Absolute Maximum Ratings (Differential Input Voltage)
Differential Input Voltage
The differential input voltage is the maximum voltage that can be supplied to the +Input (Non-inverting input) and -Input (Inverting input) pins without causing damage or degrading IC characteristics.
This voltage is suitable as a reference for both the inverting and non-inverting terminals, and refers to the voltage difference between both terminals. Polarity is not important.
However, the potential of each input terminal is assumed to be equal to or greater than the potential at the VEE pin.
The reason is that an ESD protection element is built into the IC, and if the potential at the input pin is lower than VEE, current will flow from the termnial through the ESD protection element, which can lead to characteristics deterioration and/or damage.
The protection element can be connected between VEE (GND) and the input pin, as shown in the left side of the below diagram, or between the input pins and VCC and VEE (GND), providing 2 pathways.

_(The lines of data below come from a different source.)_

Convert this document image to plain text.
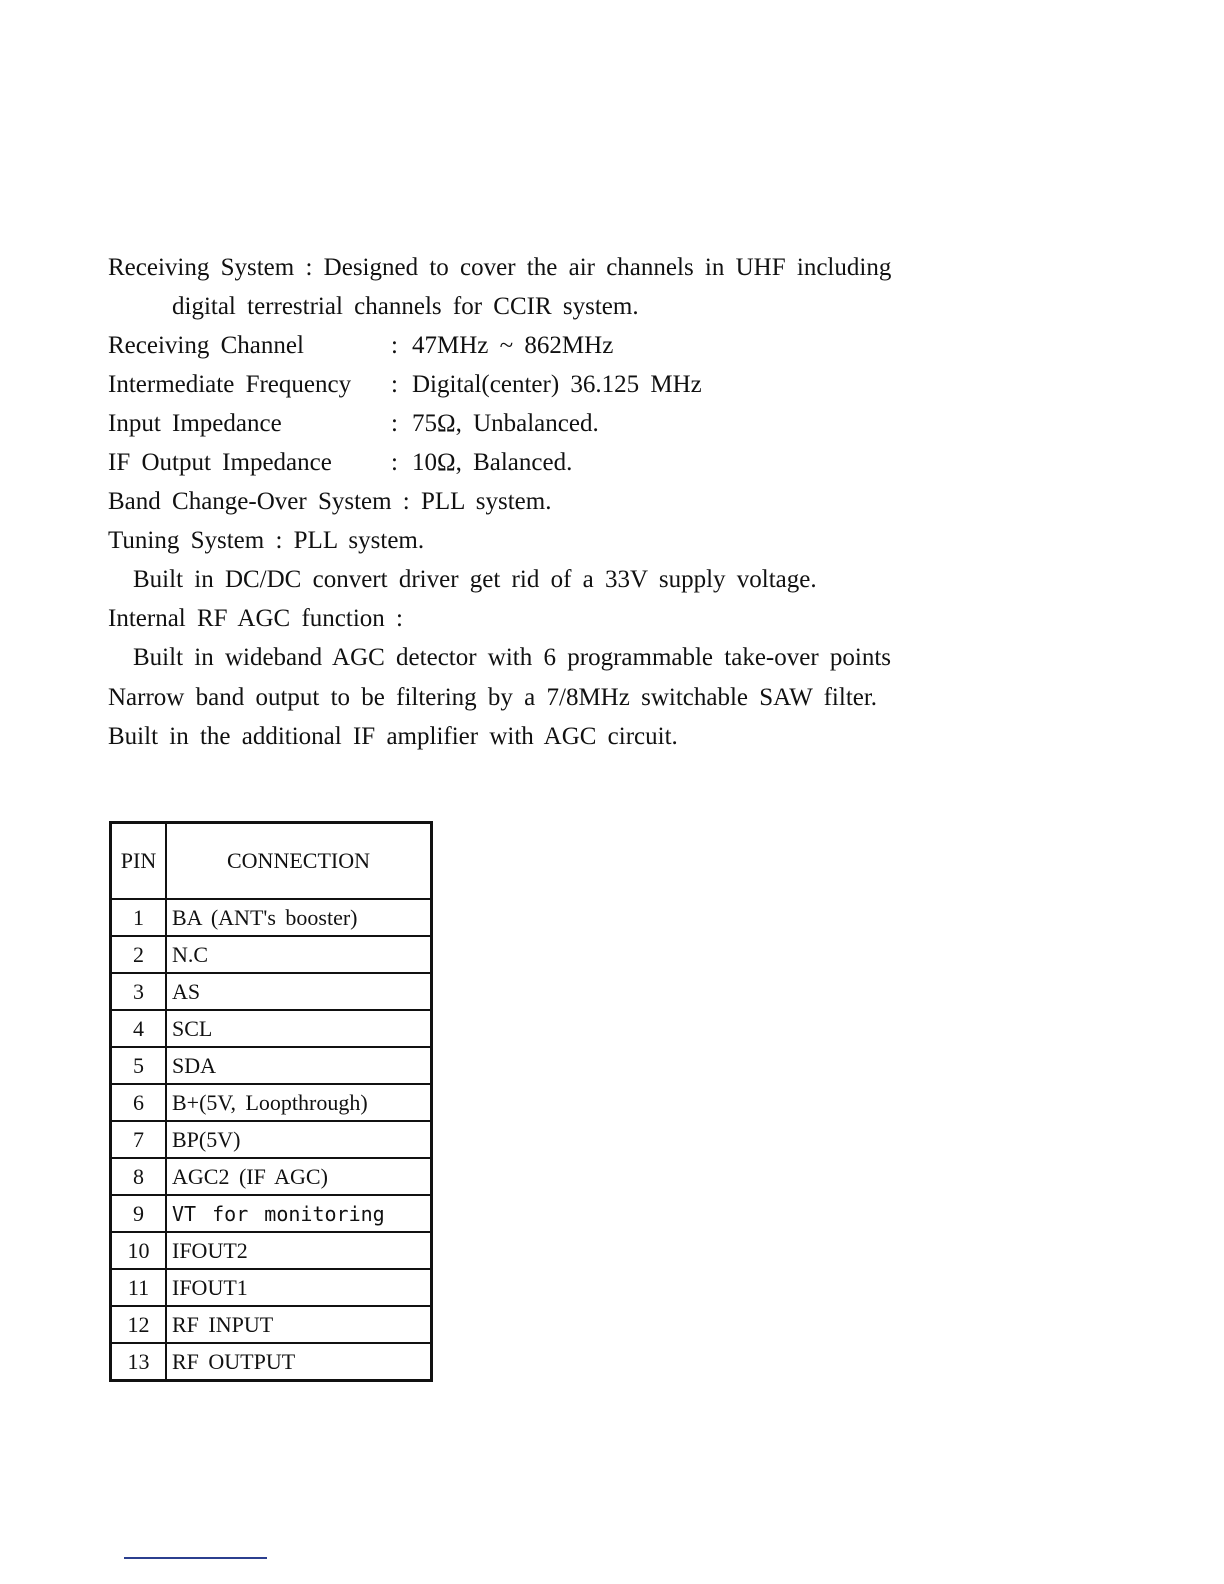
Receiving System : Designed to cover the air channels in UHF including
digital terrestrial channels for CCIR system.
Receiving Channel	: 47MHz ~ 862MHz
Intermediate Frequency : Digital(center) 36.125 MHz
Input Impedance	: 75Ω, Unbalanced.
IF Output Impedance : 10Ω, Balanced.
Band Change-Over System : PLL system.
Tuning System : PLL system.
Built in DC/DC convert driver get rid of a 33V supply voltage.
Internal RF AGC function :
Built in wideband AGC detector with 6 programmable take-over points
Narrow band output to be filtering by a 7/8MHz switchable SAW filter.
Built in the additional IF amplifier with AGC circuit.
PIN	CONNECTION
1	BA (ANT's booster)
2	N.C
3	AS
4	SCL
5	SDA
6	B+(5V, Loopthrough)
7	BP(5V)
8	AGC2 (IF AGC)
9	VT for monitoring
10	IFOUT2
11	IFOUT1
12	RF INPUT
13	RF OUTPUT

In the former case, since there is no path for current to flow at the VCC side, the differential voltage is determined based on the withstand voltage of the transistor (NPN, PNP) connected to the input terminal, regardles of the value of VCC.
In the latter case, because a protection element exists at the VCC side as well, since the input pin requires a potential less than VCC, the differential voltage is determined by VCC-VEE or VDD-VEE.
Some opamps utilize an NPN differential input stage, and in order to provide protection between the base and emitter, a clamping diode is inserted between the input terminals, or products with a differential input voltage of several volts are used.